LONELY ARE THE BRAVE. Universal Pictures, 1962. Kirk Douglas, Gena Rowlands, Walter Matthau, Carroll O’Connor, William Schallert, George Kennedy. Screenplay by Dalton Trumbo, based on the novel The Brave Cowboy by Edward Abbey. Director: David Miller

   Although the film languished in relative obscurity for decades, the 2009 DVD release of Lonely are the Brave likely introduced a new generation to this remarkably effective modern Western.

   With a screenplay adapted from Edward Abbey’s novel, The Brave Cowboy (1956) and penned by Dalton Trumbo, the movie stars Kirk Douglas as Jack Burns, a cowboy trying to make his way in modern industrial society. Burns is a charming anachronism, a rugged individualist who eschews automobiles for his horse and hates barbed wire fences and artificial borders.
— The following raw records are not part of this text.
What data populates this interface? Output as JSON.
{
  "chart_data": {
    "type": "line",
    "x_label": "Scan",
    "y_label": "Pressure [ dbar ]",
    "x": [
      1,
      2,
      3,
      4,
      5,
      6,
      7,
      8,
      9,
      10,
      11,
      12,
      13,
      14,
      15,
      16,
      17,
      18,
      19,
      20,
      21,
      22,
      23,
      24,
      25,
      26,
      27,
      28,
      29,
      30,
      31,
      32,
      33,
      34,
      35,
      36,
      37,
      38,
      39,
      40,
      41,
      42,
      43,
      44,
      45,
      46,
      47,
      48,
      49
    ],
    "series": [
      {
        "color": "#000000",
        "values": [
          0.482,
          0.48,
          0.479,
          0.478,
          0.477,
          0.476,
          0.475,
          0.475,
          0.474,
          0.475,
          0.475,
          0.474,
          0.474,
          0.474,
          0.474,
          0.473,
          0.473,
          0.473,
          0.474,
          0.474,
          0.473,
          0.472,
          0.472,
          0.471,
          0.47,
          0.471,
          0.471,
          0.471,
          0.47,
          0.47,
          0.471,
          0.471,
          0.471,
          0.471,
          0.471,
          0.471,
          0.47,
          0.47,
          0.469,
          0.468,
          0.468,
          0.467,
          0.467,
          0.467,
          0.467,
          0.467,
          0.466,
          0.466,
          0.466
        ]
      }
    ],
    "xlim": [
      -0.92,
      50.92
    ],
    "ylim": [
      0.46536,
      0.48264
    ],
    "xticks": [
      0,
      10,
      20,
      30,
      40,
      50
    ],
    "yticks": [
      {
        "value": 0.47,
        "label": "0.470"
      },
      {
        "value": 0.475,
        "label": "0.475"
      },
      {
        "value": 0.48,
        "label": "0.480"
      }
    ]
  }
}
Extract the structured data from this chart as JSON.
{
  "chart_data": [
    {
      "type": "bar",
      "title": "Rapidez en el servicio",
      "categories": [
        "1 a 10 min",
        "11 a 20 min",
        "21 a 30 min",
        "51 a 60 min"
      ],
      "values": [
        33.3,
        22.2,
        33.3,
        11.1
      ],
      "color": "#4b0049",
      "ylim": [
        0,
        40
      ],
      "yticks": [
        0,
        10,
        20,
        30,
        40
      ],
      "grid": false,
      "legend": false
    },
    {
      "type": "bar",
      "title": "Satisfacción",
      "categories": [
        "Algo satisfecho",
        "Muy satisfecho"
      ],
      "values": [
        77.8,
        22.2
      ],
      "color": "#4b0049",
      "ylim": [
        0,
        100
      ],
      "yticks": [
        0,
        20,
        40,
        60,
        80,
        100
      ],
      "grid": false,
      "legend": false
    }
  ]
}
   The crux of the story is two-fold. When Burns learns that his friend, Paul Bondi (Michael Kane) has been detained for helping illegal immigrants cross the border into New Mexico, he decides to ride – literally – to the rescue.
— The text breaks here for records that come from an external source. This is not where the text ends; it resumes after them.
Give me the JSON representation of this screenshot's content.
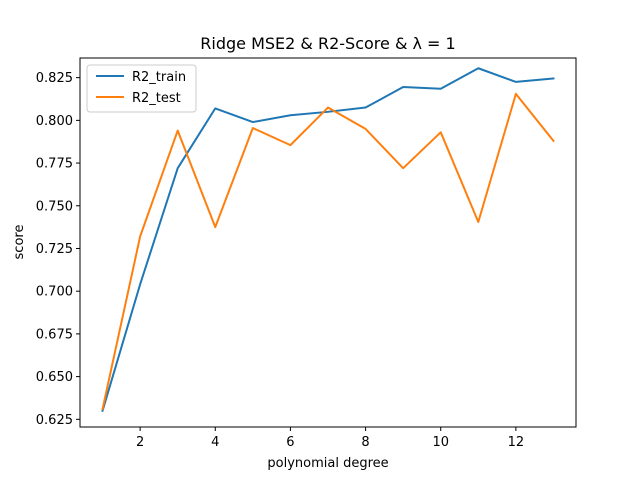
{
  "chart_data": {
    "type": "line",
    "title": "Ridge MSE2 & R2-Score &  λ = 1",
    "xlabel": "polynomial degree",
    "ylabel": "score",
    "x": [
      1,
      2,
      3,
      4,
      5,
      6,
      7,
      8,
      9,
      10,
      11,
      12,
      13
    ],
    "xlim": [
      0.4,
      13.6
    ],
    "ylim": [
      0.6205,
      0.8365
    ],
    "xticks": [
      2,
      4,
      6,
      8,
      10,
      12
    ],
    "yticks": [
      0.625,
      0.65,
      0.675,
      0.7,
      0.725,
      0.75,
      0.775,
      0.8,
      0.825
    ],
    "ytick_labels": [
      "0.625",
      "0.650",
      "0.675",
      "0.700",
      "0.725",
      "0.750",
      "0.775",
      "0.800",
      "0.825"
    ],
    "grid": false,
    "legend_position": "upper-left",
    "series": [
      {
        "name": "R2_train",
        "color": "#1f77b4",
        "values": [
          0.63,
          0.704,
          0.772,
          0.807,
          0.799,
          0.803,
          0.805,
          0.8075,
          0.8195,
          0.8185,
          0.8305,
          0.8225,
          0.8245
        ]
      },
      {
        "name": "R2_test",
        "color": "#ff7f0e",
        "values": [
          0.631,
          0.732,
          0.794,
          0.7375,
          0.7955,
          0.7855,
          0.8075,
          0.795,
          0.772,
          0.793,
          0.7405,
          0.8155,
          0.788
        ]
      }
    ]
  }
}
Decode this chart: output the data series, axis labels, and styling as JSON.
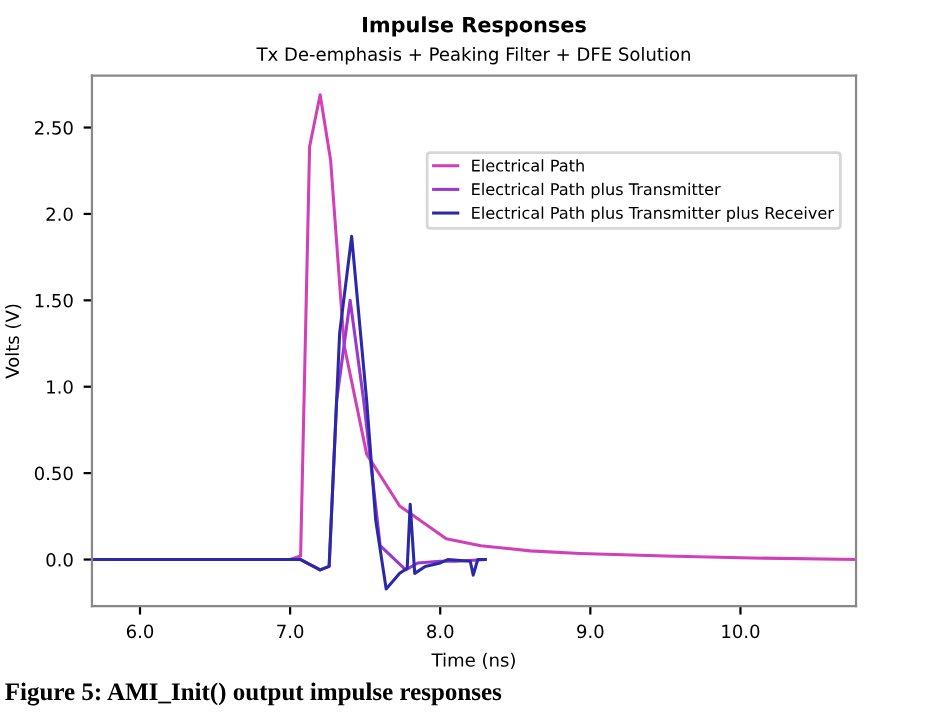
{
  "chart_data": {
    "type": "line",
    "title": "Impulse Responses",
    "subtitle": "Tx De-emphasis + Peaking Filter + DFE Solution",
    "xlabel": "Time (ns)",
    "ylabel": "Volts (V)",
    "annotations": [
      "Figure 5: AMI_Init() output impulse responses"
    ],
    "xlim": [
      5.68,
      10.77
    ],
    "ylim": [
      -0.27,
      2.8
    ],
    "xticks": [
      {
        "value": 6,
        "label": "6.0"
      },
      {
        "value": 7,
        "label": "7.0"
      },
      {
        "value": 8,
        "label": "8.0"
      },
      {
        "value": 9,
        "label": "9.0"
      },
      {
        "value": 10,
        "label": "10.0"
      }
    ],
    "yticks": [
      {
        "value": 0,
        "label": "0.0"
      },
      {
        "value": 0.5,
        "label": "0.50"
      },
      {
        "value": 1,
        "label": "1.0"
      },
      {
        "value": 1.5,
        "label": "1.50"
      },
      {
        "value": 2,
        "label": "2.0"
      },
      {
        "value": 2.5,
        "label": "2.50"
      }
    ],
    "grid": false,
    "legend": "top right",
    "series": [
      {
        "name": "Electrical Path",
        "color": "#d040b8",
        "x": [
          5.68,
          7.0,
          7.07,
          7.13,
          7.2,
          7.27,
          7.36,
          7.51,
          7.73,
          8.04,
          8.27,
          8.6,
          8.93,
          9.5,
          10.0,
          10.77
        ],
        "values": [
          0,
          0,
          0.02,
          2.39,
          2.69,
          2.31,
          1.24,
          0.61,
          0.31,
          0.12,
          0.08,
          0.05,
          0.035,
          0.02,
          0.01,
          0.0
        ]
      },
      {
        "name": "Electrical Path plus Transmitter",
        "color": "#9a38d0",
        "x": [
          5.68,
          7.0,
          7.07,
          7.2,
          7.26,
          7.31,
          7.4,
          7.49,
          7.6,
          7.77,
          7.85,
          8.0,
          8.1,
          8.3
        ],
        "values": [
          0,
          0,
          0,
          -0.06,
          -0.04,
          0.92,
          1.5,
          0.92,
          0.08,
          -0.06,
          -0.02,
          -0.01,
          -0.01,
          0
        ]
      },
      {
        "name": "Electrical Path plus Transmitter plus Receiver",
        "color": "#2a2aa8",
        "x": [
          5.68,
          7.0,
          7.07,
          7.2,
          7.26,
          7.33,
          7.41,
          7.51,
          7.57,
          7.64,
          7.73,
          7.78,
          7.8,
          7.83,
          7.9,
          8.0,
          8.05,
          8.2,
          8.22,
          8.25,
          8.3
        ],
        "values": [
          0,
          0,
          0,
          -0.06,
          -0.04,
          1.31,
          1.87,
          0.92,
          0.23,
          -0.17,
          -0.08,
          -0.05,
          0.32,
          -0.08,
          -0.04,
          -0.02,
          0,
          -0.01,
          -0.09,
          0,
          0
        ]
      }
    ]
  }
}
   Complicating matters slightly are his feelings for Bondi’s wife, Jerri (Gena Rowlands in an early film role). But what really gets the story moving is when Burns hatches a plan to break into jail so as to meet up with his friend Paul and help him escape. Needless to say, the plan falls apart and Jack ends up alone with his horse, a fugitive from the law.

   Hot on Jack’s trail is cynical world-weary Sheriff Johnson, portrayed by future Academy Award winner Walter Matthau. It’s a near perfect role for him, one accentuated by little personality quirks and tics that simultaneously give his character both an everyman and a larger-than-life persona. Johnson has the modern world at his disposal: a plane, a helicopter, and police radio. But as it turns out, they are simply of no real use when they clash with Jack’s stubborn nineteenth-century values of individualism and self-sufficiency.
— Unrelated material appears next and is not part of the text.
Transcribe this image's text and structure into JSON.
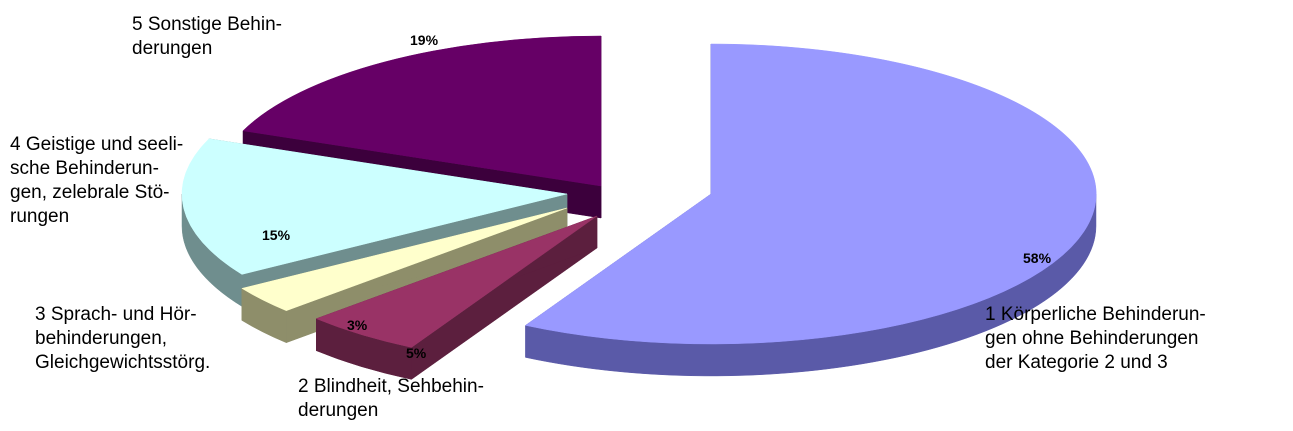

   At times surprisingly humorous, Lonely are the Brave is also achingly sad. Douglas was exceptionally well cast; indeed, after watching the movie, it’s very difficult to imagine any other actor playing the part of Jack Burns. In many ways, it’s a very untraditional role for Douglas, an actor who has specialized in playing angry and intense men. His character in this film is surprisingly laid back, even more so in the face of nearly insurmountable challenges.

   There is, however, one pivotal scene in which Douglas’s intensity shines through; namely, a well choreographed bar fight in which Jack Burns fights with a one-armed man. (As recounted in one of the extras on the DVD: apparently, the scene made a vivid impression one a young Steven Spielberg!)

   While Lonely are the Brave will never likely achieve the same sort of canonical status as the work of auteur directors such as Budd Boetticher, John Ford, and Anthony Mann, that doesn’t mean that it isn’t worthy of such high aesthetic consideration. Indeed, the film holds up exceedingly well over fifty years after its initial cinematic release. Some may find the theme of the anachronistic cowboy to be overdone and trite, but in my estimation this generally unheralded film is able to both utilize, and build upon, this theme without falling into either pathos or cliché.